NVIDIA's Blackwell chip draws 1,200 Watts. A MacBook Air has roughly 30 Watts for the entire system. That is the difference between a delivery truck and a bike. Both move things, but you choose different jobs. Frontier API responses often land at 400ms to 800ms, longer under load. We build for throughput while users feel latency. Local inference trades peak capability for predictable latency and fewer external constraints. With a quantized model on Apple Silicon, responses are consistent because there is no network variance, no API rate limits, and no cold starts. The gap to frontier models is real, but it keeps shrinking, especially for instruction-driven coding tasks.

Latency and cognition

Nielsen's research laid out response time thresholds decades ago, and Miller's capacity limits explain why latency erodes working memory. The Doherty Threshold puts the break around 400ms, which is where AI assistants often live, so the tool saves typing at the expense of thinking.
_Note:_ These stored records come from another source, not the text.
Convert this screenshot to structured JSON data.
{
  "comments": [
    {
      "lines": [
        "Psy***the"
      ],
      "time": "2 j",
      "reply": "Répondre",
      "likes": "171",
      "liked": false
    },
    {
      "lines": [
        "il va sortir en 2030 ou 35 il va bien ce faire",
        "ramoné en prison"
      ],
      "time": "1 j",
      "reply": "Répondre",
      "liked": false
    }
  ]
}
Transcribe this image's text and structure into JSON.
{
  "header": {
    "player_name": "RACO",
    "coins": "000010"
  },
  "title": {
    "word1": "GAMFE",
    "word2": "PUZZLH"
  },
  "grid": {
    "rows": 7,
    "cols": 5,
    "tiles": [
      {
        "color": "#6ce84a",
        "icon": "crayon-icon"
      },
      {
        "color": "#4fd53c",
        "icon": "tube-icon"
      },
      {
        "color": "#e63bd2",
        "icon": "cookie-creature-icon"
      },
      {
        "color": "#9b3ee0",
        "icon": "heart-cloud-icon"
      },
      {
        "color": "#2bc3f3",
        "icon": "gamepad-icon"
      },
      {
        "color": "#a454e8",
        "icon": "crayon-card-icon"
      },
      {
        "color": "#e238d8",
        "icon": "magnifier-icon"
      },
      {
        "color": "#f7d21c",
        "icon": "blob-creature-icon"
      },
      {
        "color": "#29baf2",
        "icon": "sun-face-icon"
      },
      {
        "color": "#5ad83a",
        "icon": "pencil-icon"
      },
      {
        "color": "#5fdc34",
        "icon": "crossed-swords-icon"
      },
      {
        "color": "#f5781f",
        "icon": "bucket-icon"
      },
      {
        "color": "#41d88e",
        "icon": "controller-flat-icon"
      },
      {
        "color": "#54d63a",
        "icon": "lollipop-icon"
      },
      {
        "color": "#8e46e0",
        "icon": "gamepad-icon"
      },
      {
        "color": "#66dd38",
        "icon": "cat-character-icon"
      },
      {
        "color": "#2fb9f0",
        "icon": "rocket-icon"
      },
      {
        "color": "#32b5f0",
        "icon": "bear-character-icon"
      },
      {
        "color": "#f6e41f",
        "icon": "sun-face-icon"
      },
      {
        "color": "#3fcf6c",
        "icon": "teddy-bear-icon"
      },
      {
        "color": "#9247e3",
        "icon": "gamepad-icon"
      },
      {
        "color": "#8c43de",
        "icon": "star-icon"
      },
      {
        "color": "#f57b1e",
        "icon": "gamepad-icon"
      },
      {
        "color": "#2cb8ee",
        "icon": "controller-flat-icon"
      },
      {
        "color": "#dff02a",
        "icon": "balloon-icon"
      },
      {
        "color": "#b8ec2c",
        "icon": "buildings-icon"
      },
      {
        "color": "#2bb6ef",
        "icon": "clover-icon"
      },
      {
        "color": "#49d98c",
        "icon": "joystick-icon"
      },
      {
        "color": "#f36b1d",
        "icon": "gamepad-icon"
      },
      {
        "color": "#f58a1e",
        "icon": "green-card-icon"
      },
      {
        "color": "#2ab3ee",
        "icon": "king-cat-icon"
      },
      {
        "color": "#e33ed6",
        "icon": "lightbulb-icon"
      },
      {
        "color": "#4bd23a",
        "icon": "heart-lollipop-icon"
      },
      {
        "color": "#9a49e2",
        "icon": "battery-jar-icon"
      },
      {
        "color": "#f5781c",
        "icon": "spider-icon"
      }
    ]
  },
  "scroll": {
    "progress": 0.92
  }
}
When you are deep in a refactor, you juggle a handful of things in working memory: the function signature, call sites, the failing test, the edge case, the architectural constraint. A 400ms pause gives those items time to fade. By the time the AI responds, you have lost the edge case. Latency erodes more than productivity; it erodes working memory itself.

Performance constraints

Datacenter GPUs run with active cooling while laptops throttle quickly. On fanless hardware, clocks drop as temperatures rise, so watts per token become sustained performance. Watts per token functions as both an energy constraint and a performance ceiling. Quantization helps because it reduces memory bandwidth pressure, even when dequantization eats some gains, and the net improvement still makes edge inference viable.

Running inference locally via WebGPU brings cross-platform deployment and browser sandboxing, but WGSL and WGSL subgroups still trail CUDA on performance and consistency, and missing tensor-core style ops keeps matmuls slower. CUDA exposes tensor cores and async memory to overlap compute and transfer, while WebGPU cannot expose vendor-specific hardware, so matmuls run on general SIMD and you cannot hide latency. It is a portability tax.

Model the thermal constraints of edge inference. Set target tokens per second and model size, then watch junction temperature climb as inference runs. Compare power envelopes (fanless laptop vs desktop vs datacenter) and see what determines sustained throughput.

Routing and coordination

The solution is not local-only or cloud-only. Route by complexity: keep short-loop tasks local, use local ensembles for higher-stakes work, and send the hardest or most novel tasks to the cloud.

Tier 1 is autocomplete, small refactors, and documentation lookup. Tier 2 is multi-file refactors, test generation, and code review. Tier 3 is novel architecture questions and deep debugging that still need cloud-scale models.

Hybrid routing assumes a single device. With multiple local agents, coordination needs a mesh, not a cloud API.

Conflict-free Replicated Data Types (CRDTs) solve this for databases: operations applied in any order still converge. The same principle maps to local agent coordination without routing everything through a cloud hub. Local-first means your laptop, your phone, and your home server can sync context without touching the internet.

The edge trade-off

Cloud inference will always be more powerful, but latency, privacy, offline capability, and cost pull work to the edge. The question is which tier fits the task. Local models are improving quickly, so more day-to-day workflows can stay on device, while complex reasoning still benefits from cloud-scale models.

For complex reasoning, the answer is not yet. Coding agents that need to understand novel architectures, debug subtle race conditions, or design systems still benefit from cloud-scale models. The boundary is moving as efficiency improves, so more of the loop can stay local without losing capability.